Revista Opinión

La pianola del casino

Publicado el 06 febrero 2024 por Manuelsegura @manuelsegura

Uno de los indicadores del decaimiento del pueblo lo evidenció el declinar del casino instructivo. Así se denominaba aquella sociedad recreativa, hoy extinta, en la que cabían por igual ricos y pobres, empresarios y asalariados, ilustrados e iletrados. Uno de sus primeros emplazamientos fue en la plaza de la iglesia, con amplia terraza en alto y con vistas a la fachada y la torre del edificio religioso. Con el tiempo se trasladó a otra plaza, la del jardín, un enclave que tenía enfrente una vistosa fuente de agua y que, en una remodelación, fue suprimida de un plumazo por la autoridad municipal. 

En la década de los setenta, siendo aún menor de edad, lo comencé a frecuentar, aprovechando mi condición de hijo y nieto de socio, en compañía de otros amigos que también gozaban de ese aval. Allí me inicié en la lectura de la prensa, ejemplares a los que se accedía por riguroso orden de llegada y con preferencia siempre para los socios. Había días en los que para leer La Verdad, Línea, ABC, Pueblo o Marca tenías que esperar lo suyo. Por cierto, que los diarios nacionales llegaban entonces con un día de retraso por problemas de distribución, mientras las revistas eran más asequibles: recuerdo el Blanco y Negro o La Actualidad Española.

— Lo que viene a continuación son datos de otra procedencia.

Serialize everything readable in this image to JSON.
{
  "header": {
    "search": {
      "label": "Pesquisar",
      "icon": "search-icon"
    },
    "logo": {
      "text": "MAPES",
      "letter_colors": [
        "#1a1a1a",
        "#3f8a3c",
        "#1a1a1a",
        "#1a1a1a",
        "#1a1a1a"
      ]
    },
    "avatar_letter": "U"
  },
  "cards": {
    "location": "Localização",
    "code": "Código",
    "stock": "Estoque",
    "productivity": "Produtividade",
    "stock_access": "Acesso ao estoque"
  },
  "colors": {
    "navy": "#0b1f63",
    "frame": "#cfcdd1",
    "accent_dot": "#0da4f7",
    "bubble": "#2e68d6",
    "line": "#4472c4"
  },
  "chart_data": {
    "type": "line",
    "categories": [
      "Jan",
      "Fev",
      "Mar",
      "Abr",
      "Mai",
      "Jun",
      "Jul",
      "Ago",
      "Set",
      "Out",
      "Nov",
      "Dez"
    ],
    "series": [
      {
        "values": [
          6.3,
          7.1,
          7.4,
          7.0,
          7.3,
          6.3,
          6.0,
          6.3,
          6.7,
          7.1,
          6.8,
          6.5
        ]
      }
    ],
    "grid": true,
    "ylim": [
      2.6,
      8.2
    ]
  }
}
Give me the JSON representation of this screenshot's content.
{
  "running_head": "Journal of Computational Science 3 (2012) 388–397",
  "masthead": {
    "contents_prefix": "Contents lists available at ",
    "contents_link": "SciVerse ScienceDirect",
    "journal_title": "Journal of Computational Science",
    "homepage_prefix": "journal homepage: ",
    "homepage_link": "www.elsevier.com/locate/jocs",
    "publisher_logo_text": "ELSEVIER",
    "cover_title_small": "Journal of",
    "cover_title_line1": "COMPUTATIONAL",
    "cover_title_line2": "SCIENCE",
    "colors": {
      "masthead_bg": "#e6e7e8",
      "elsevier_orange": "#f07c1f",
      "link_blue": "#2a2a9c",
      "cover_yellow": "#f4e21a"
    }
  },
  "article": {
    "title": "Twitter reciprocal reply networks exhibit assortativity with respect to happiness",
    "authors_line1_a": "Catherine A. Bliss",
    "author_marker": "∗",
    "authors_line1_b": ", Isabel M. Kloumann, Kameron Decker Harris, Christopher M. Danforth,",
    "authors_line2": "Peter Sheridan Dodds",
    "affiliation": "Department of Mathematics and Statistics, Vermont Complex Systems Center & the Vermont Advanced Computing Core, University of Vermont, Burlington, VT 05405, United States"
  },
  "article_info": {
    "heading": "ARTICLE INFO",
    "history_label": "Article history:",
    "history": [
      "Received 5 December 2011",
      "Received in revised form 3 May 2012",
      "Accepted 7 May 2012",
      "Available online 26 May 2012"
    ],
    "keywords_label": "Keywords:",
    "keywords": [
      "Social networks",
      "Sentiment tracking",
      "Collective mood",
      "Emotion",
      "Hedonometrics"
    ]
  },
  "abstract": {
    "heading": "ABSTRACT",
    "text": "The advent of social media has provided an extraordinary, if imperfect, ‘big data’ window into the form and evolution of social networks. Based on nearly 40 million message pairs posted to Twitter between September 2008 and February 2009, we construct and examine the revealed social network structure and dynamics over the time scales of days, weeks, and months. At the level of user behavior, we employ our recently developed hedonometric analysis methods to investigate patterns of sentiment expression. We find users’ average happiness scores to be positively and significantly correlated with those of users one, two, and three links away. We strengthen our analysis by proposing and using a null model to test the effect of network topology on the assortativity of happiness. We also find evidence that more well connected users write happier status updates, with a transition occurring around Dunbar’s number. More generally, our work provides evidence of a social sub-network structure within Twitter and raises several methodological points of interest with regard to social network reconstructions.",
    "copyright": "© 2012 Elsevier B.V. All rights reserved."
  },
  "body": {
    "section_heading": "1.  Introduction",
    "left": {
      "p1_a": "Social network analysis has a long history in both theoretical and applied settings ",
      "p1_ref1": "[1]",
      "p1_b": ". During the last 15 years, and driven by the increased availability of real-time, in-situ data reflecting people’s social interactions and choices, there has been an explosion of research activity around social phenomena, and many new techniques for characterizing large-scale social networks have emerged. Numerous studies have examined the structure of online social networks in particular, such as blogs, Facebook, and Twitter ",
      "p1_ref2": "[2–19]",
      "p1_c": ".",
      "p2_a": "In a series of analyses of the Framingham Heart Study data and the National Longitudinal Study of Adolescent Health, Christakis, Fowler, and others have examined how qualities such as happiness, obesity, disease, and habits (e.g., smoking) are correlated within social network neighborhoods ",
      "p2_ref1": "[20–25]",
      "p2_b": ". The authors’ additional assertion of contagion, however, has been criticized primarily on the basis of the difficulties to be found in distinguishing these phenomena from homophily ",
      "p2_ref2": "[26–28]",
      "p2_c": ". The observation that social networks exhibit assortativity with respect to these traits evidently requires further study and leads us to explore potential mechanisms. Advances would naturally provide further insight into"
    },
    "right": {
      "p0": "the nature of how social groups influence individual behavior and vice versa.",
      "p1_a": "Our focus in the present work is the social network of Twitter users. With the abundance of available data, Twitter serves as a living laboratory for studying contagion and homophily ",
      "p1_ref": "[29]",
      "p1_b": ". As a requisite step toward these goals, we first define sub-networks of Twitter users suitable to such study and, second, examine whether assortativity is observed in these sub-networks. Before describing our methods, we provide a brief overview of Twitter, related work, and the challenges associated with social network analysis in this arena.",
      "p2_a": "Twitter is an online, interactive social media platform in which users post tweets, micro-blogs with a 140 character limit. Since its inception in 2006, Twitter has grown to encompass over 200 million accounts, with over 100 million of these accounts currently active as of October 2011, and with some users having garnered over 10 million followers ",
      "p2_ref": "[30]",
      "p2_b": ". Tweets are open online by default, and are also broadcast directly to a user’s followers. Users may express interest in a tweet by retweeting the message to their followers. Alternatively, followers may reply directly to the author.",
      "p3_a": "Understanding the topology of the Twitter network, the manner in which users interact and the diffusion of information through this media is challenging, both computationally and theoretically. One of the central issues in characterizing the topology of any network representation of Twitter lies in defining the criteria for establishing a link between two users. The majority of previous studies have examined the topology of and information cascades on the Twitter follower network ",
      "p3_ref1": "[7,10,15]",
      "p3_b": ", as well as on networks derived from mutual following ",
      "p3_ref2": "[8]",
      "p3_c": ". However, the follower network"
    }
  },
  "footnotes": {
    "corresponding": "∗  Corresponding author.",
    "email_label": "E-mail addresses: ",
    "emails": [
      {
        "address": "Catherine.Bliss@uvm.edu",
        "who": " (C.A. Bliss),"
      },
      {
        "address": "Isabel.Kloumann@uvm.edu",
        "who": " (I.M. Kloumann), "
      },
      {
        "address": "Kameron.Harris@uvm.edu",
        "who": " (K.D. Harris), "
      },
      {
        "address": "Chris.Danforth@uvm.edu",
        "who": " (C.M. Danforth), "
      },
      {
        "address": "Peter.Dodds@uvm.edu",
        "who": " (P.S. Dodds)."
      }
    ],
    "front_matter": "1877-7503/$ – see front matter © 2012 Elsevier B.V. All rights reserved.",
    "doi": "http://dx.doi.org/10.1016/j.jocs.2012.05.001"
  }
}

El casino suponía en mi adolescencia un universo singular, a la vez que una escuela de vida. Me encantaba observar el comportamiento de sus socios, no solo mientras leían la prensa y la comentaban en voz alta, sino, especialmente, cuando jugaban partidas de dominó o cartas. Aquello se correspondía con una liturgia, en las sobremesas de sábados y domingos, en la que se combinaban los golpes de las fichas sobre las mesas, o de la baraja en los tapetes, con los carajillos, belmontes, copas de coñac, palomas, cigarrillos o puros. Cuesta entender ahora cómo podíamos desenvolvernos entre aquel ambiente humeante, casi asfixiante, trufado de olores variados, mezcla de cafés, alcoholes y tabacos diversos.

Recuerdo una asamblea, en la que se sometió a votación la posibilidad de sancionar al presidente por haber incumplido una de las normas establecidas en el reglamento. El caso es que se prohibía a cualquier socio levantar la voz en demasía dentro de la entidad y que este hombre, una noche, fruto de la efervescencia etílica acumulada, había emitido gritos estentóreos. Ocurría que la potestad para hacer efectiva la sanción, que conllevaba la expulsión temporal, era del propio implicado, el mismo que defendía con ahínco para sí un castigo ejemplar frente a otros directivos y asociados que consideraban la medida desproporcionada a la vez que incoherente. Tras amplio y arduo debate, la cuestión se sometió a votación y el presidente se autosancionó con 15 días de expulsión, por lo que, durante esas dos semanas, se le impidió el acceso al local.

Otros episodios memorables los constituyeron anécdotas acaecidas en las fiestas de Nochevieja, como cuando un achispado y obstinado socio se empeñó en que la cantante del grupo musical nunca finalizara su actuación y, ya entrada la madrugada, cada vez que esta amagaba con despedirse, le endilgaba un billete de mil pesetas, que lógicamente ella recibía encantada, acometiendo un nuevo tema del repertorio.

El casino volvió hace años a otro local en la plaza de la iglesia, ya que el del jardín lo ocupó una entidad bancaria. Pero ya nunca volvió a ser lo que había sido. Cierto que sobrevivió un tiempo como resquicio del pasado. Cuando falleció mi padre, que por entonces contaba con el número tres en el escalafón de asociados, mantuve su condición por nostalgia. Un día, hace dos o tres años, nos convocaron a los socios que aún estábamos al corriente para vender el local y proceder a disolver la sociedad. Al final no se hizo nada ya que no hubo entendimiento con los hipotéticos compradores. Desde entonces, se han ido extinguiendo, de forma inexorable, algunos de los socios más veteranos mientras el casino permanece sumido en una especie de limbo. Hoy escribo desde el recuerdo a muchos de ellos y en agradecimiento por los ratos inolvidables que pasé en su interior o sentado en la terraza de su puerta, durante las interminables tertulias nocturnas a modo de conciliábulo estival. Porque aunque no recuerde todo lo que sentí, sí siento todo lo que recuerdo. Como su vieja pianola, el reloj de pared, el teléfono negro de baquelita o los sillones de escay marrón.